Seismic processing has increasingly involved the use of human intuition; seismic interpretation has relied on it all along. But there are techniques afoot that attempt to replace the human brain with computer science to arrive at better results in a more efficient fashion.

Geophysical Insights has recently introduced Paradise, a geoscience analysis platform that uses pattern recognition methods such as self-organizing maps (SOMs) and principal component analysis (PCA). These techniques, according to the company, allow interpreters to scan large volumes to reveal anomalies, discriminate the presence of hydrocarbons and direct hydrocarbon indicators, reveal geologic and stratigraphic features, and identify changes in pore pressure.

“I think this kind of technology has the potential to really make some great gains,” said Saunders. “I like the concept because it’s a nonbiased application, which means it doesn’t have to depend on an interpreter giving it certain parameters to run the neural network routine. So the results aren’t biased by well information.

“But it’s still in its infancy, so I think maybe once the methods are shown and start to deliver reliable and repeatable results, we might see things being used like that more commonly.”

The current scalable, client-server architecture enables independent or collaborative workflows, according to Geophysical Insights. It guides interpreters in the application of SOMs and PCA.

An older but still highly useful technology is visualization. This technology is intended to immerse interpreters in their data, enabling them to view them in a more immersive and collaborative sense.

More recent advances in visualization technology include holography, a technique that more accurately captures the three-dimensional aspect of a certain image. Saunders thinks the use of holography in exploration will continue to expand.

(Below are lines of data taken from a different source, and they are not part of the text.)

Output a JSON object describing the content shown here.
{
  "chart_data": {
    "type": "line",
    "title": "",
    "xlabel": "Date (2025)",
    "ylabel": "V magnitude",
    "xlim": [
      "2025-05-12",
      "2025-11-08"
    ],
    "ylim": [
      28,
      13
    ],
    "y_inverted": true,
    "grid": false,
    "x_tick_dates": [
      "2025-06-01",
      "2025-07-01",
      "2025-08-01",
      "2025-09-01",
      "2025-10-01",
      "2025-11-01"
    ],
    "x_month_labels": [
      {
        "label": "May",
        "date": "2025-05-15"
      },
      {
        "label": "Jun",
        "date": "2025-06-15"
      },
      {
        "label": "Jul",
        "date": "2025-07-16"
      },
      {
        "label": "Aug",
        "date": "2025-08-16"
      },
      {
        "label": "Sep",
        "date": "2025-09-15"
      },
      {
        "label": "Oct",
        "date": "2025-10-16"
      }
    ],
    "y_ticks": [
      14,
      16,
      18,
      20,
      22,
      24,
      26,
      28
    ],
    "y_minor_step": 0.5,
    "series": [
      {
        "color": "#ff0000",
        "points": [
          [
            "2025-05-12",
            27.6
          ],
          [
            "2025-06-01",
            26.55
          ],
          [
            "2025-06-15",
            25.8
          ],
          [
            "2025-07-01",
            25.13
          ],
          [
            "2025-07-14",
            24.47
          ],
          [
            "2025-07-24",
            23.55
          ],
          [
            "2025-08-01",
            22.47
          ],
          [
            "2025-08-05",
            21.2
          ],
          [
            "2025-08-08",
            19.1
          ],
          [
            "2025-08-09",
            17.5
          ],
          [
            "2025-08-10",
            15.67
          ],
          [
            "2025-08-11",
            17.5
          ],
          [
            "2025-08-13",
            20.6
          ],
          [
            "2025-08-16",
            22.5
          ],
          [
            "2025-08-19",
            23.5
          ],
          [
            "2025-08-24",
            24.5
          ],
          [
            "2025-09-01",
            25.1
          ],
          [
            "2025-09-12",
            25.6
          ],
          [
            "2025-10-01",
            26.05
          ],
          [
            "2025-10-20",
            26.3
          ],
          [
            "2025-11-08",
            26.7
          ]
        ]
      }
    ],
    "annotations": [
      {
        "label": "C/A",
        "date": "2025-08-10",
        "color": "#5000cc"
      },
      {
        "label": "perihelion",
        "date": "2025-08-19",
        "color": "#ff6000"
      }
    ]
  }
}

“Within 20 years I think holography and holographic imaging could very well be commonplace,” he said. “I think that’s certainly one that could go from science fiction to everyday use.”

Another newcomer on the scene is quantitative interpretation (QI). According to DownUnder Geosolutions’ website, QI uses amplitude analysis to predict lithology and fluid content in between wellbores. “This process should make use of all available data, assist in risk assessment, account for uncertainty and ultimately foster confidence in the predictions,” the site notes. The process relies on seismic inversion and rock physics analysis to quantify reservoir conditions.

While quantification is good, there is still something to be said for good old-fashioned human interaction. But even this might be more automated than is currently practicable.

“I think the real breakthrough is continued pushes on integration,” Tubman said. “Integration is a holy grail. We’re getting better at it, but we’re not there yet.

“Part of the way we’ve made big advances in imaging in the past is by combining the geologic model and driving the imaging with that. But there are other opportunities for integration—for instance, to have a model that will cycle back as we monitor the reservoirs.”

Added Smit, “I think that the expert effort is not necessary at every step of the process. But it can be done with other people and only at a few points really needs expert knowledge and insight.

“On the other hand, this could be accelerated so that the decision-making can be sped up rather than slowed down and so that we can make decisions that we can only dream of today.”